Che entrare e prosperare concretamente nel mondo della moda non fosse cosa facile lo sappiamo bene: ciò che invece si tende a non sapere, se si ha il privilegio di non preoccuparsene in prima persona, è quanto questa difficoltà aumenti esponenzialmente quando ad aspirare a lavorare legittimamente nel fashion world siano persone con tutte le carte di competenza e talento in regola, ma con la pecca, secondo vecchie strutture che ancora si reggono sui pregiudizi, di avere la pelle nera. Nel loro caso le opportunità diminuiscono drasticamente: lo testimoniano i numeri, che dimostrano l’assenza di una rappresentanza adeguata nell’organico delle aziende e delle istituzioni.
Lo testimonia, in questo nostro caso, il percorso determinato di Tiarra Smallwood: che per realizzare il suo progetto di un brand di fashion luxury indipendente ha dovuto attraversare rifiuti e limitazioni per via delle discriminazioni.
Nata in Ohio e oggi basata a New York, Tiarra Smallwood la moda l’ha incontrata nell’infanzia come piacevolezza giocosa dello shopping in compagnia della mamma, e man mano l’ha maturata nel gusto personale e nel mestiere del fashion design: dopo la laurea alla nota Kent State University School of Fashion, Tiarra è stata per alcuni anni Accessories Designer per Abercrombie & Fitch, passando poi da The Gap.
L’esperienza intensa in marchi così grandi ha disciplinato la sua pratica, e nel frattempo ha nutrito il desiderio a fondare una realtà tutta sua nella moda di lusso: che nei prodotti potesse condensare la libertà creativa, e nella gestione potesse concentrare le intenzioni imprenditoriali.

MAX+min: nuove sono le borse di design minimal e massima cura, forte è la voce di Tiarra Smallwood che lotta contro lo stigma razzista

MAX+min nasce nel 2019: le dichiarazioni d’intenti creativi di Tiarra sono già nel nome con cui battezza il brand. “MAX” come massima è la dedizione a curare tutti i dettagli che disegnano l’identità delle sue borse, “min” come minimalista è l’ispirazione per il design intrigante con cui studia le forme pure: il risultato sono borse di qualità altissima, realizzate in pelle, proposte in una palette sintetica ed elegante, decorate con pochissimi elementi tra cui le barre metalliche dorate raffinate che le caratterizzano, declinate in una serie di dimensioni breve ma perfetta, dal borsone maxi alla versione asciutta della tote intermedia, fino al modello Meru Micro, la più piccola eppur la più versatile, che come le altre è dotata di cinghie staccabili così che possa essere indossata in vari modi, finanche allacciata in vita come un marsupio ma decisamente più chic.
L’aspirazione minimalista abbraccia anche la gestione del guardaroba: le borse sono pensate per oltrepassare le stagioni e restare intatte nel desiderio e nel tempo, così da non creare accumuli consumistici.

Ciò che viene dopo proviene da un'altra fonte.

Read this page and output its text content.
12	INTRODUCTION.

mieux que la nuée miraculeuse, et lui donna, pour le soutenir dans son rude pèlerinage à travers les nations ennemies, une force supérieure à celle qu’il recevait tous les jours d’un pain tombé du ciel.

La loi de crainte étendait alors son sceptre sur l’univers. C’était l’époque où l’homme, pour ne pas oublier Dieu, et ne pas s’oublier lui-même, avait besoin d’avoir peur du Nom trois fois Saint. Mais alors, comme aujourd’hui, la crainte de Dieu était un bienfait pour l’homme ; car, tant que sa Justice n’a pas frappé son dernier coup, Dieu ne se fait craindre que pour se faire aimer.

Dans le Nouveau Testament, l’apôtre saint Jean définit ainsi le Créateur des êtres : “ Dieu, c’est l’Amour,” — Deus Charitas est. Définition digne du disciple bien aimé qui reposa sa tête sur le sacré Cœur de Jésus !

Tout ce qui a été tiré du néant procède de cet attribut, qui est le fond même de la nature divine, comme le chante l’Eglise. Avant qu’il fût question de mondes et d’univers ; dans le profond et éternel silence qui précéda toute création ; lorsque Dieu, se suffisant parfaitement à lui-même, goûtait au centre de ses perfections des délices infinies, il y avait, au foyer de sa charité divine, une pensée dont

MAX+min continua ancora oggi a crescere: nel frattempo ha raggiunto negozi come Saks Fifth Avenue. E a prosperare grazie alla sua identità, e alla sensibilità che dall’America in rivolta dopo la morte di George Floyd ha percorso il mondo e stimolato le coscienze a porsi la domanda fondamentale che è diventata anche un movimento esistenziale: do black lives matter? La risposta è e sempre sarà: sì.
La dimostrazione è il supporto sociale della comunità Black Lives Matter (BLM) che si è tradotto anche nel supporto economico della Harlem Fashion Row che, allacciato alle iniziative di CFDA e Vogue, ha disposto un fondo dedicato ai business moda di designer BIPOC (Black, Indigenous, People of Color) messi in crisi dalla pandemia: tra cui, a giovarne, è stato anche MAX+min.